Ele cruzou os braços diante de mim e ergueu o queixo, como que chamando para um duelo. Adiante, vi seus colegas na ponta da plataforma. Olhavam o rio entediados, meio sonolentos, aguardando o fim do expediente, mas não o homenzinho, esse queria mostrar serviço.

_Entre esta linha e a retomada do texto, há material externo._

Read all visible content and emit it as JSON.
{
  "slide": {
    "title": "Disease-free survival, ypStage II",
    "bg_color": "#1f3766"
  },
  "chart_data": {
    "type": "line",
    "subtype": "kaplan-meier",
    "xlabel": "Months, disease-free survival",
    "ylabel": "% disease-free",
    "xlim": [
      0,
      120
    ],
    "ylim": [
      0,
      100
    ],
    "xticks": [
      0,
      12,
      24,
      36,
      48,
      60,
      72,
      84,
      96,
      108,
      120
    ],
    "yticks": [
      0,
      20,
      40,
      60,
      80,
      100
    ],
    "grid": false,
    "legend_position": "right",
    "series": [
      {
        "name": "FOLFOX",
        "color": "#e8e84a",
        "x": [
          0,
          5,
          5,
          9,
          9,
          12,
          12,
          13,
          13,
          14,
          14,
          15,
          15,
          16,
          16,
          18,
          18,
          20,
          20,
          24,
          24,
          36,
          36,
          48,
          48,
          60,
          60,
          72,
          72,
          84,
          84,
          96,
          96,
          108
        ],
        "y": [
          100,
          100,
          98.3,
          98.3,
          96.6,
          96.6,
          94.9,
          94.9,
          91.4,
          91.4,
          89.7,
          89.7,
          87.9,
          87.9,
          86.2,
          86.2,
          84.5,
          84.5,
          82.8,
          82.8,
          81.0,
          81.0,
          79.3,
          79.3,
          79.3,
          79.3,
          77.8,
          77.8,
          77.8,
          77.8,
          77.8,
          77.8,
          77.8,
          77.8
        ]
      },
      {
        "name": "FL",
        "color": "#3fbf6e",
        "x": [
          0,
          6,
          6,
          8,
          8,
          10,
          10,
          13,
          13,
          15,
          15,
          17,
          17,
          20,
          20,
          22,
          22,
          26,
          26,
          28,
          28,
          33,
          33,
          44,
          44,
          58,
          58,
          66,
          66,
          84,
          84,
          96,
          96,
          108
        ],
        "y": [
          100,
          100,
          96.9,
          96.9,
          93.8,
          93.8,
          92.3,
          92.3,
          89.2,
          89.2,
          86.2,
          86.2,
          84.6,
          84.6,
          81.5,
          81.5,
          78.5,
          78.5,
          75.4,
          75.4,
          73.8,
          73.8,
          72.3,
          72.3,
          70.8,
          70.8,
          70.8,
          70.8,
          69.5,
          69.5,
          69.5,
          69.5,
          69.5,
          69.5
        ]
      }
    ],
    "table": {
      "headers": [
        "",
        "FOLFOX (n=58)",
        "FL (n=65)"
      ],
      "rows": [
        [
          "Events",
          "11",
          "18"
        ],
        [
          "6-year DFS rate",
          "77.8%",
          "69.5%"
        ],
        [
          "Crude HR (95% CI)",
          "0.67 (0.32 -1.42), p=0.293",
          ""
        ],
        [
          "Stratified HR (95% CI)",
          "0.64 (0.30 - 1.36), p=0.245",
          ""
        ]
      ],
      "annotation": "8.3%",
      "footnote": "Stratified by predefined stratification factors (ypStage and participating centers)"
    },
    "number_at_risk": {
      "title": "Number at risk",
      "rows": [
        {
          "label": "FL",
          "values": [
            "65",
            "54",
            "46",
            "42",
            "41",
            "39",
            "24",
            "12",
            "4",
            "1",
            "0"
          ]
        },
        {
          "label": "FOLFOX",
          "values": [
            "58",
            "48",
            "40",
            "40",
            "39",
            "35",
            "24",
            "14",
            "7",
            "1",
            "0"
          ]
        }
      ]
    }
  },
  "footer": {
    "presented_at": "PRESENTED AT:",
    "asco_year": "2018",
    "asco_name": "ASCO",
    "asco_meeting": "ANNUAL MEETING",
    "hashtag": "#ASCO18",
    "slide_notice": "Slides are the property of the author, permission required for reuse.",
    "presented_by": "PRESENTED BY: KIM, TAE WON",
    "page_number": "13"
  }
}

– A senhora vai jogar a lata fora agora! – disse aumentando o tom

O homenzinho cresceu dentro de sua farda azul e pintou as bochechas de vermelho.

– Não vou jogar fora, comprei e vou beber. – respondi.

Ele se aproximou e tentou levar a lata na mão grande, dei um olé no ar e ele apertou o vazio.

– Olha, eu não deveria ter entrado com a lata, mas já que entrei, me diga, a quem eu prejudico terminando de tomar esses dois goles de cerveja quente?

– Não pode! Joga a lata no lixo agora! – Disse indignado.

Mesmo falando alto e quase mostrando os dentes, seus colegas não nos deram nenhuma atenção, em meio aos bocejos, não desgrudaram os olhos do rio.

– No regulamento da CPTM está escrito que é proibido consumir bebida alcoólica nas estações!

– O senhor vai me desculpar, mas apenas passo a catraca e entro no vagão, não leio nenhum manual do trem.


– Ou joga a lata fora, ou...


Finalmente o trem chegou, pensei. Larguei o homenzinho e suas ameaças. Sentei-me num dos bancos, e antes de sorver o último gole ergui a lata e fiz um brinde em sua homenagem.

– Adeus guardião da CPTM! 
 



Angelina Miranda é jornalista e escritora sem livros.
Ri alto, é fã de jabuticaba, cachorro, botecos e maus modos.